Moulton named new presidentof Bosch Automotive Group

John Moulton has been named president of the Automotive Group of Robert Bosch Corp. He succeeds Helmut Schwarz, who has been appointed executive vice president of the company's on-board electronics division in Schwieberdingen, Germany. A graduate of Worcester Polytechnic Institute, Mr. Moulton will be responsible for Bosch's original equipment business in the U.S. That does not include Bosch's braking unit, which is managed by Hans Weckerle, president of Bosch Braking Systems North America. He will report to Robert Oswald, chairman and chief executive officer of Robert Bosch Corp.

Faster charges coming for GM's EV1

GM is close to releasing a new 50-kW inductive charging device that could trim the time needed to fully charge one of its battery-powered EV1s from three hours to about 10 minutes. The new system is being tested in southern California. It uses the principle of electro-magnetic induction. There are no metallic electrical connections to the vehicle. That would allow drivers to safely charge the EV1 in all weather conditions. Drivers would insert a weatherproof plastic paddle into the vehicle's charge port and juice up.

How does a 31-year-old pharmacy student pay for a Lamborghini Diablo?

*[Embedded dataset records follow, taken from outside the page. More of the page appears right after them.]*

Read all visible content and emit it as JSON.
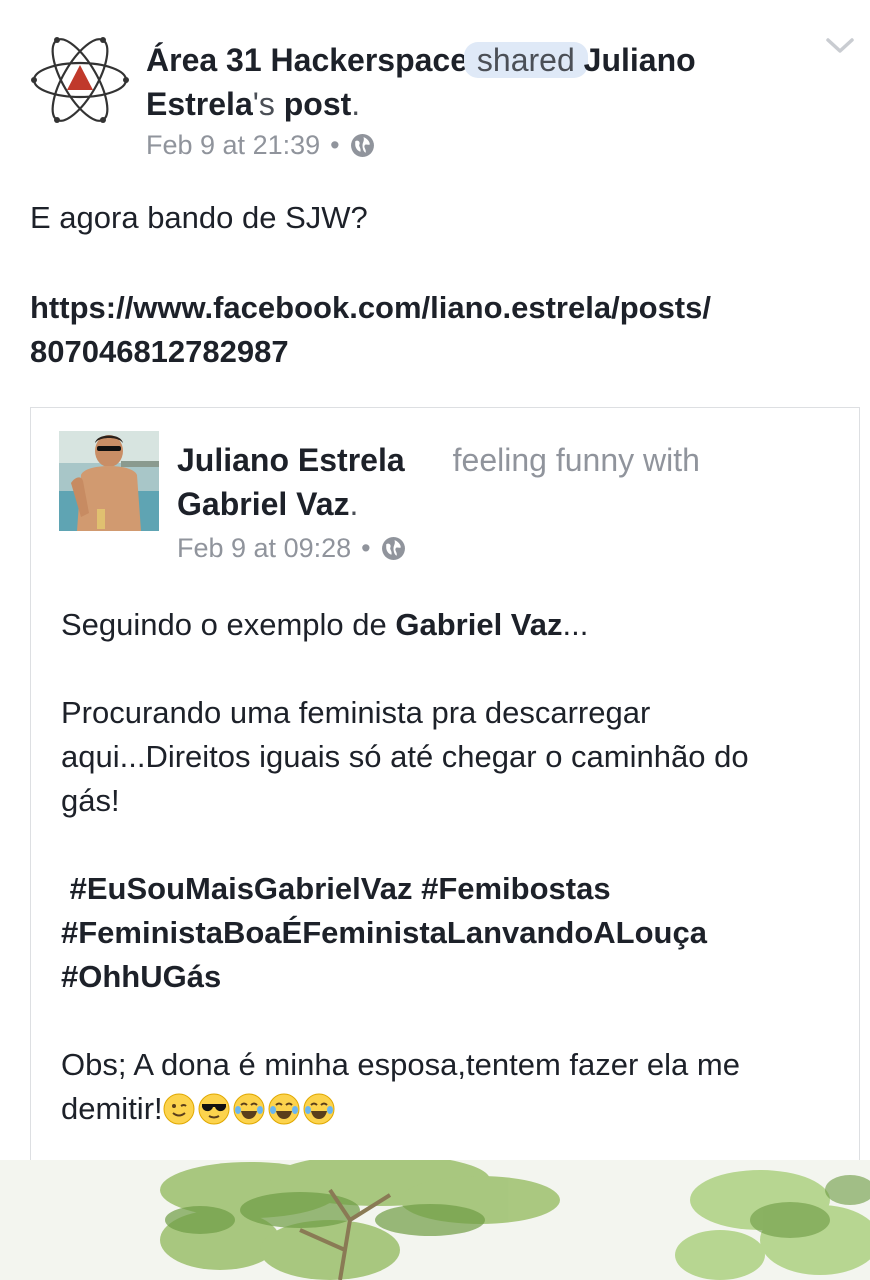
{
  "post": {
    "page_name": "Área 31 Hackerspace",
    "shared_word": " shared ",
    "original_author": "Juliano Estrela",
    "possessive": "'s ",
    "post_word": "post",
    "period": ".",
    "timestamp": "Feb 9 at 21:39",
    "separator": "•",
    "text": "E agora bando de SJW?",
    "link_line1": "https://www.facebook.com/liano.estrela/posts/",
    "link_line2": "807046812782987"
  },
  "embed": {
    "author": "Juliano Estrela",
    "feeling": "feeling funny with",
    "tagged": "Gabriel Vaz",
    "period": ".",
    "timestamp": "Feb 9 at 09:28",
    "separator": "•",
    "line1_prefix": "Seguindo o exemplo de ",
    "line1_name": "Gabriel Vaz",
    "line1_suffix": "...",
    "para2_line1": "Procurando uma feminista pra descarregar",
    "para2_line2": "aqui...Direitos iguais só até chegar o caminhão do",
    "para2_line3": "gás!",
    "hashtag1": " #EuSouMaisGabrielVaz #Femibostas",
    "hashtag2": "#FeministaBoaÉFeministaLanvandoALouça",
    "hashtag3": "#OhhUGás",
    "obs_line1": "Obs; A dona é minha esposa,tentem fazer ela me",
    "obs_line2": "demitir!"
  },
  "icons": {
    "page_logo": "atom-logo-icon",
    "globe": "globe-icon",
    "chevron": "chevron-down-icon",
    "emojis": [
      "wink-face-icon",
      "sunglasses-face-icon",
      "tears-of-joy-icon",
      "tears-of-joy-icon",
      "tears-of-joy-icon"
    ]
  },
  "colors": {
    "text": "#1d2129",
    "muted": "#90949c",
    "highlight": "#dfe9f7",
    "border": "#dddfe2",
    "logo_triangle": "#c0392b"
  }
}
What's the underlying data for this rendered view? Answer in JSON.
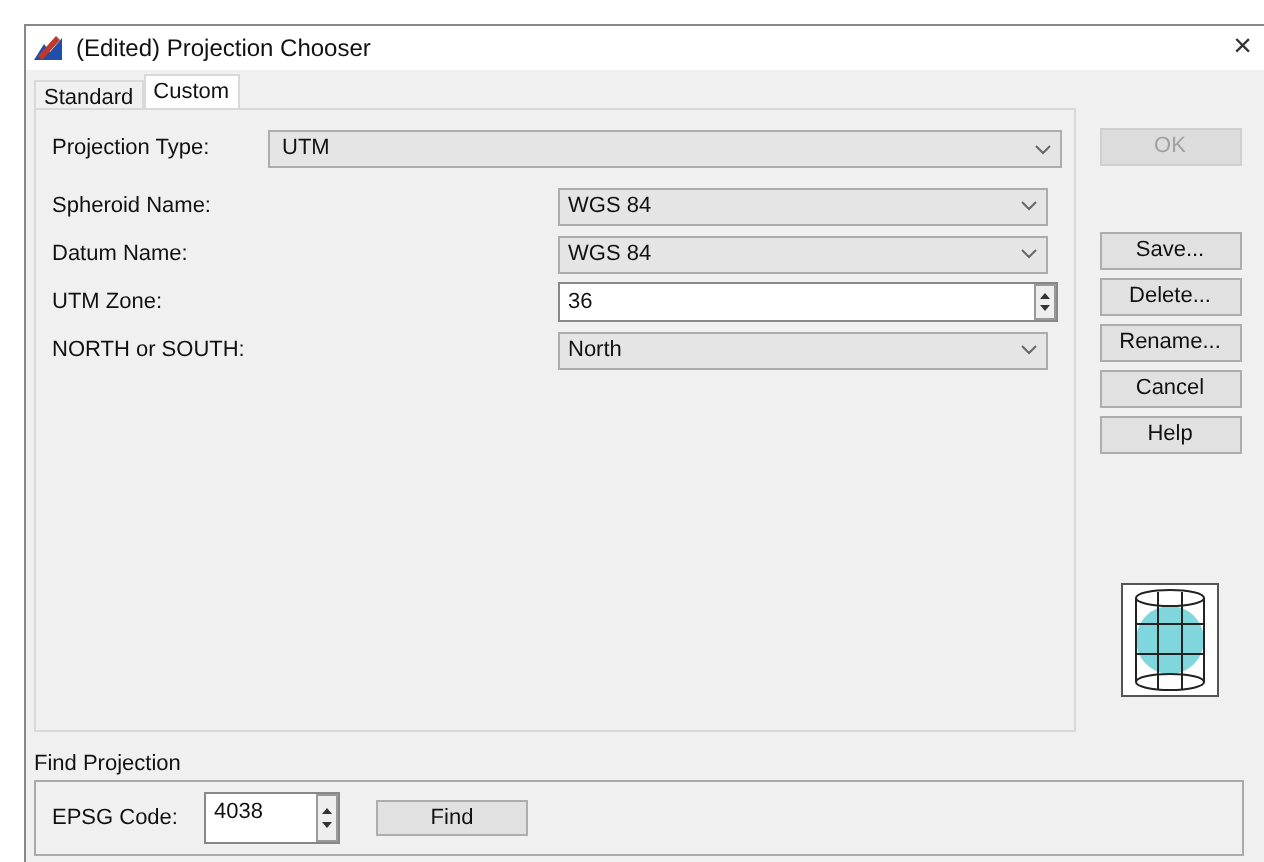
{
  "window": {
    "title": "(Edited) Projection Chooser",
    "close": "×"
  },
  "tabs": [
    {
      "label": "Standard",
      "selected": false
    },
    {
      "label": "Custom",
      "selected": true
    }
  ],
  "projection_type": {
    "label": "Projection Type:",
    "value": "UTM"
  },
  "fields": [
    {
      "kind": "combo",
      "label": "Spheroid Name:",
      "value": "WGS 84"
    },
    {
      "kind": "combo",
      "label": "Datum Name:",
      "value": "WGS 84"
    },
    {
      "kind": "spin",
      "label": "UTM Zone:",
      "value": "36"
    },
    {
      "kind": "combo",
      "label": "NORTH or SOUTH:",
      "value": "North"
    }
  ],
  "buttons": [
    {
      "label": "OK",
      "disabled": true
    },
    {
      "label": "Save...",
      "disabled": false
    },
    {
      "label": "Delete...",
      "disabled": false
    },
    {
      "label": "Rename...",
      "disabled": false
    },
    {
      "label": "Cancel",
      "disabled": false
    },
    {
      "label": "Help",
      "disabled": false
    }
  ],
  "find_projection": {
    "title": "Find Projection",
    "label": "EPSG Code:",
    "value": "4038",
    "button": "Find"
  }
}
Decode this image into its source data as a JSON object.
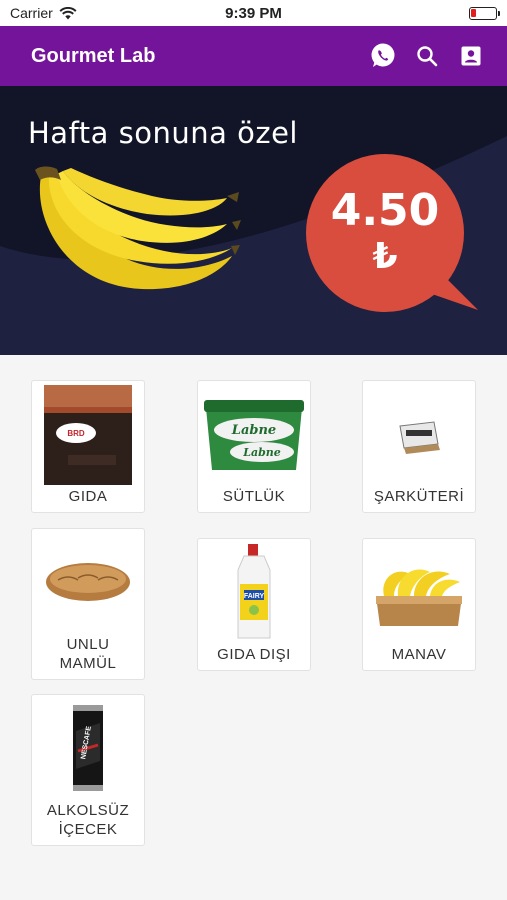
{
  "status_bar": {
    "carrier": "Carrier",
    "time": "9:39 PM"
  },
  "app_bar": {
    "title": "Gourmet Lab",
    "icons": [
      "whatsapp-icon",
      "search-icon",
      "contact-card-icon"
    ],
    "color": "#74149a"
  },
  "banner": {
    "title": "Hafta sonuna özel",
    "price": "4.50",
    "currency": "₺",
    "price_color": "#d84d3e",
    "background": "#121428"
  },
  "categories": [
    {
      "label": "GIDA",
      "image": "coffee-package-image"
    },
    {
      "label": "SÜTLÜK",
      "image": "labne-tub-image"
    },
    {
      "label": "ŞARKÜTERİ",
      "image": "deli-pack-image"
    },
    {
      "label": "UNLU\nMAMÜL",
      "image": "bread-image"
    },
    {
      "label": "GIDA DIŞI",
      "image": "detergent-bottle-image"
    },
    {
      "label": "MANAV",
      "image": "banana-crate-image"
    },
    {
      "label": "ALKOLSÜZ\nİÇECEK",
      "image": "coffee-can-image"
    }
  ]
}
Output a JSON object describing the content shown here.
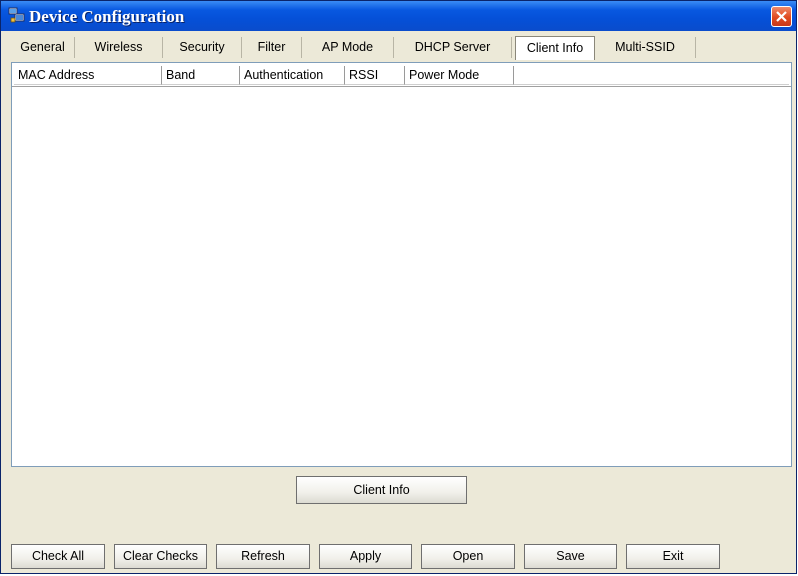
{
  "window": {
    "title": "Device Configuration"
  },
  "tabs": [
    {
      "label": "General"
    },
    {
      "label": "Wireless"
    },
    {
      "label": "Security"
    },
    {
      "label": "Filter"
    },
    {
      "label": "AP Mode"
    },
    {
      "label": "DHCP Server"
    },
    {
      "label": "Client Info",
      "active": true
    },
    {
      "label": "Multi-SSID"
    }
  ],
  "client_list": {
    "columns": [
      "MAC Address",
      "Band",
      "Authentication",
      "RSSI",
      "Power Mode"
    ],
    "rows": []
  },
  "client_info_button": "Client Info",
  "footer_buttons": [
    "Check All",
    "Clear Checks",
    "Refresh",
    "Apply",
    "Open",
    "Save",
    "Exit"
  ],
  "colors": {
    "titlebar": "#0550d8",
    "window_face": "#ece9d8",
    "close_button": "#e04a20"
  },
  "icons": {
    "title": "network-computers-icon",
    "close": "close-icon"
  }
}
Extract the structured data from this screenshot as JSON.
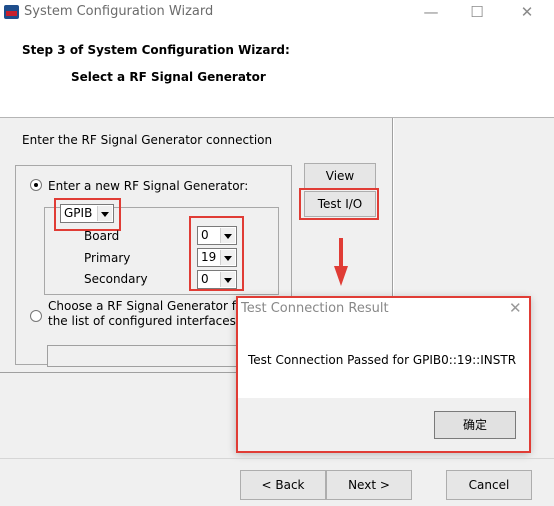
{
  "window": {
    "title": "System Configuration Wizard",
    "minimize": "—",
    "maximize": "☐",
    "close": "✕"
  },
  "header": {
    "step_title": "Step 3 of System Configuration Wizard:",
    "step_subtitle": "Select a RF Signal Generator"
  },
  "main": {
    "prompt": "Enter the RF Signal Generator connection",
    "option_new": "Enter a new RF Signal Generator:",
    "option_choose_line1": "Choose a RF Signal Generator f",
    "option_choose_line2": "the list of configured interfaces",
    "interface_type": "GPIB",
    "fields": {
      "board_label": "Board",
      "board_value": "0",
      "primary_label": "Primary",
      "primary_value": "19",
      "secondary_label": "Secondary",
      "secondary_value": "0"
    },
    "view_button": "View",
    "test_io_button": "Test I/O"
  },
  "dialog": {
    "title": "Test Connection Result",
    "message": "Test Connection Passed for GPIB0::19::INSTR",
    "ok_button": "确定",
    "close": "✕"
  },
  "footer": {
    "back_button": "< Back",
    "next_button": "Next >",
    "cancel_button": "Cancel"
  },
  "colors": {
    "highlight": "#e03c35",
    "dialog_background": "#ffffff",
    "window_background": "#f0f0f0"
  },
  "icons": [
    "app-icon",
    "down-arrow-icon",
    "close-icon",
    "radio-selected-icon"
  ]
}
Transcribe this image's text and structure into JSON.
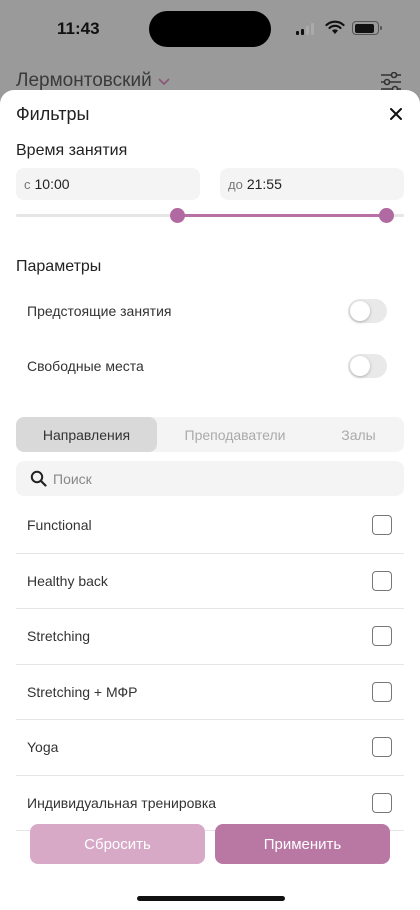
{
  "status_bar": {
    "time": "11:43"
  },
  "background": {
    "location": "Лермонтовский",
    "location_chevron": "chevron-down-icon",
    "filter_icon": "sliders-icon"
  },
  "sheet": {
    "title": "Фильтры",
    "close_icon": "close-icon",
    "time_section": {
      "title": "Время занятия",
      "from_prefix": "с",
      "from_value": "10:00",
      "to_prefix": "до",
      "to_value": "21:55",
      "slider_start_fraction": 0.415,
      "slider_end_fraction": 0.955
    },
    "params_section": {
      "title": "Параметры",
      "toggles": [
        {
          "label": "Предстоящие занятия",
          "on": false
        },
        {
          "label": "Свободные места",
          "on": false
        }
      ]
    },
    "segments": [
      {
        "label": "Направления",
        "active": true
      },
      {
        "label": "Преподаватели",
        "active": false
      },
      {
        "label": "Залы",
        "active": false
      }
    ],
    "search": {
      "placeholder": "Поиск",
      "icon": "search-icon"
    },
    "list": [
      {
        "label": "Functional",
        "checked": false
      },
      {
        "label": "Healthy back",
        "checked": false
      },
      {
        "label": "Stretching",
        "checked": false
      },
      {
        "label": "Stretching + МФР",
        "checked": false
      },
      {
        "label": "Yoga",
        "checked": false
      },
      {
        "label": "Индивидуальная тренировка",
        "checked": false
      }
    ],
    "buttons": {
      "reset": "Сбросить",
      "apply": "Применить"
    }
  },
  "colors": {
    "accent": "#b06aa1",
    "apply": "#b977a4",
    "reset": "#d7a9c6"
  }
}
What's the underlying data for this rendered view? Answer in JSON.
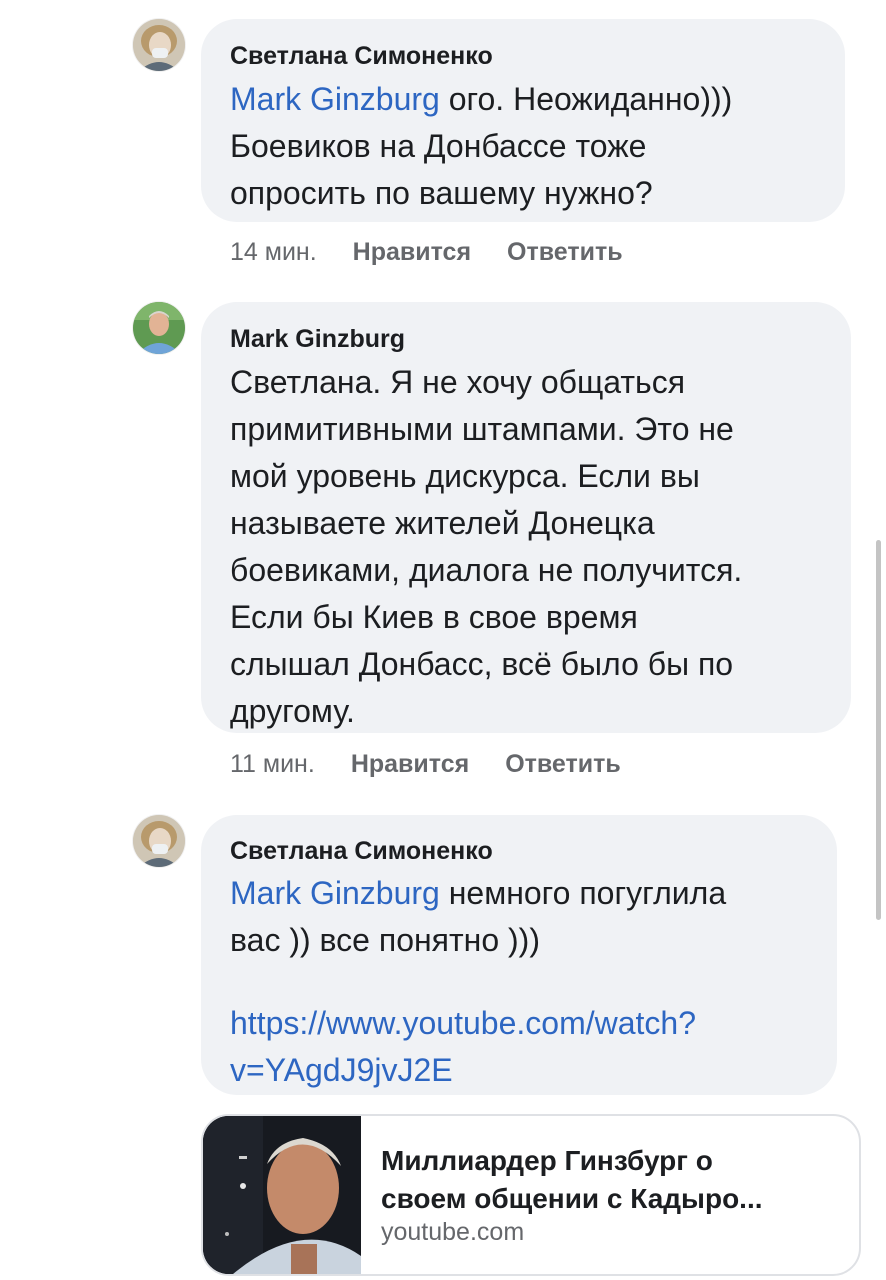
{
  "comments": [
    {
      "author": "Светлана Симоненко",
      "lines": [
        {
          "mention": "Mark Ginzburg",
          "text": " ого. Неожиданно)))"
        },
        {
          "text": "Боевиков на Донбассе тоже"
        },
        {
          "text": "опросить по вашему нужно?"
        }
      ],
      "time": "14 мин.",
      "like_label": "Нравится",
      "reply_label": "Ответить"
    },
    {
      "author": "Mark Ginzburg",
      "lines": [
        "Светлана. Я не хочу общаться",
        "примитивными штампами. Это не",
        "мой уровень дискурса. Если вы",
        "называете жителей Донецка",
        "боевиками, диалога не получится.",
        "Если бы Киев в свое время",
        "слышал Донбасс, всё было бы по",
        "другому."
      ],
      "time": "11 мин.",
      "like_label": "Нравится",
      "reply_label": "Ответить"
    },
    {
      "author": "Светлана Симоненко",
      "lines": [
        {
          "mention": "Mark Ginzburg",
          "text": " немного погуглила"
        },
        {
          "text": "вас )) все понятно )))"
        }
      ],
      "link_lines": [
        "https://www.youtube.com/watch?",
        "v=YAgdJ9jvJ2E"
      ]
    }
  ],
  "link_preview": {
    "title_lines": [
      "Миллиардер Гинзбург о",
      "своем общении с Кадыро..."
    ],
    "domain": "youtube.com"
  },
  "icons": [
    "avatar-svetlana",
    "avatar-mark",
    "video-thumbnail"
  ],
  "colors": {
    "bubble": "#f0f2f5",
    "mention": "#2d66c2",
    "meta": "#65676b",
    "text": "#1c1e21"
  }
}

John Martin, a 31-year-old Fort Lauderdale, FL, man studying to be a pharmacist, is suing Automobili Lamborghini SpA and a North Miami Beach dealer for fraud, breach of contract and other charges. It seems the $250,000 purple Lamborghini Diablo he bought was less than a contender for the J.D. Power Initial Quality Survey award. Among the allegations: The roof leaks, the battery quits without notice, the sunroof latches detach when he hits a bump and bops him on the noggin. Occasionally the doors and windows jam, leaving him at the mercy of strangers to help extricate him from his fantasy machine. "We have at the moment no response," says Harold Nathan, a New York attorney representing Lamborghini. Says Mr. Martin, "It's very embarrassing. You want to get this car to be the center of attention. But now you're the center of attention because you're a fool locked in a purple car." Next time read Consumer Reports.

Delphi buys AlliedSignal's half of catalyst JV

When it comes to the world's largest partsmaker and its U.S. operations, Delphi Automotive Systems usually is a seller. But the GM unit is buying out AlliedSignal's half of an automotive catalyst joint venture the two companies formed in 1994. Donald L. Runkle, general manager of Delphi Energy & Engine Management Systems, says the deal will round out Delphi's engine management parts lineup. Delphi's goal is to link the catalytic converter with its engine-management systems.

'Car of Century' goes on tour

It started with 200 candidates. Now it's down to 100. It's the international "Car of the Century" extravaganza, which aims to name a single winner by December 1999. As part of the hoopla, the 100 vehicles have been pulled together as a traveling exhibition, which started in Amsterdam in June. No U.S. site has been determined, but they'll go on display Aug.21 to Sept.7 at the Canadian National Exhibition center in Toronto.